For Rossoni, fascism was nothing less than "The great revolution of the twentieth Century: a revolution which in its subsequent development will be nourished by the immortal spirit of the Italian people,…”

To display their solidarity for workers, Rossoni and Roberto Farinacci initially supported the metallurgical workers' strikes in Brescia in March 1925 in an attempt to get higher wages and union recognition. The Fascist syndicalists determined that they had to become more militant to gain more working-class support since workers still had the right to select union representation. But such tactics often failed, forcing the Fascist syndicalists to depend more and more on state authority to advance a monopoly of labor representation. Such a monopoly was finally institutionalized under Alfredo Rocco's syndical law of April 3, 1926 that "legally authorized the fascist syndicates' monopoly over worker representation." The Fascist syndicates became the sole representatives of labor.

Despite conflicts with other Fascist leaders, Rossoni admonished that “without the action of Fascism, which has broken the hegemony of the reds and whites, our union movement would not exist.”

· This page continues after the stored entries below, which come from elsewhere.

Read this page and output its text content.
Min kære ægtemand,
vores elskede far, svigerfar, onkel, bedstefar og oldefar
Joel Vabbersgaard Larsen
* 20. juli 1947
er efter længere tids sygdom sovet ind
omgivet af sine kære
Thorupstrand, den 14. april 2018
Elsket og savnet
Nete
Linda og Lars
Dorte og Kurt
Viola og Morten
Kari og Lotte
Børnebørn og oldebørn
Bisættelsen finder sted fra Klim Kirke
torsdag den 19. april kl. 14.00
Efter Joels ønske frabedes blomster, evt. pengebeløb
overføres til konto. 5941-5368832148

Resenting Rossoni’s autonomous role in controlling the Fascist syndicates, the General Confederation of Industry decided to dismantle the National Confederation of Fascist Syndicates in November 1928, claiming that his syndicates had failed to “educate the masses.” His confederation was broken up and reorganized into six smaller syndicates that were arranged by economic sectors. Other historians have suggested that Fascist party leaders were attempting to clip Rossoni’s power base since his fascist syndicate sought “concrete provisions on labor contracts, minimum salaries, working hours and terms for employment,” positions that employers were usually unwilling to accept.

==Later years==
Despite being forced to resign from the leadership of the General Confederation of Fascist Syndical Corporations, Rossoni continued to serve in Mussolini’s administration in a number of capacities; a member of the Fascist Grand Council, 1930–43, undersecretary of state, 1932–35, and minister of agriculture and forestry 1935–39. In his capacity as minister of agriculture and forestry, Rossoni ordered the replanning and reconstruction of his native town of Tresigallo along rationalist lines, intending to transform it into a "new town" of Italy.

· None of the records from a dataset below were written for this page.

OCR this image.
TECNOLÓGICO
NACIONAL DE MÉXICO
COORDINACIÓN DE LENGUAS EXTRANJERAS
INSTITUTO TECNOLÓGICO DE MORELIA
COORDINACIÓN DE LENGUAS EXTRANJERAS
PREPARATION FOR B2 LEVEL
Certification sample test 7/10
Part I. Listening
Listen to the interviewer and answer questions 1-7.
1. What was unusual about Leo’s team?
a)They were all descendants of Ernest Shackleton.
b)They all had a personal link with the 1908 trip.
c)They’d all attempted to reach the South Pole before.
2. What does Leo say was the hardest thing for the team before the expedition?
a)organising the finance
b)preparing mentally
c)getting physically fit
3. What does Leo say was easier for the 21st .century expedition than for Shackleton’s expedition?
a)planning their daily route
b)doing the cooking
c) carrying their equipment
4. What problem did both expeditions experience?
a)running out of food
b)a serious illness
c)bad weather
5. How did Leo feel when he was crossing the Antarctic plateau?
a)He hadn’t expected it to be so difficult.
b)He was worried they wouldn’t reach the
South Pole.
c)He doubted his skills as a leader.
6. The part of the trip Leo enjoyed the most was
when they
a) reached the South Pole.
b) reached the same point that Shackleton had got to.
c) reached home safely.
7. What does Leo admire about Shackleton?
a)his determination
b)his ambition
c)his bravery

Rossoni made himself famous on July 25, 1943, by voting against Mussolini's leadership inside the Grand Council (thus siding with the coup d'état initiated by Dino Grandi). When Mussolini regained power in northern Italy, creating the Italian Social Republic, Rossoni was sentenced to death in absentia. After escaping to Canada, he returned to Italy in 1947 when his sentence had been commuted to life imprisonment. For years, he lived in the resort town of Viareggio.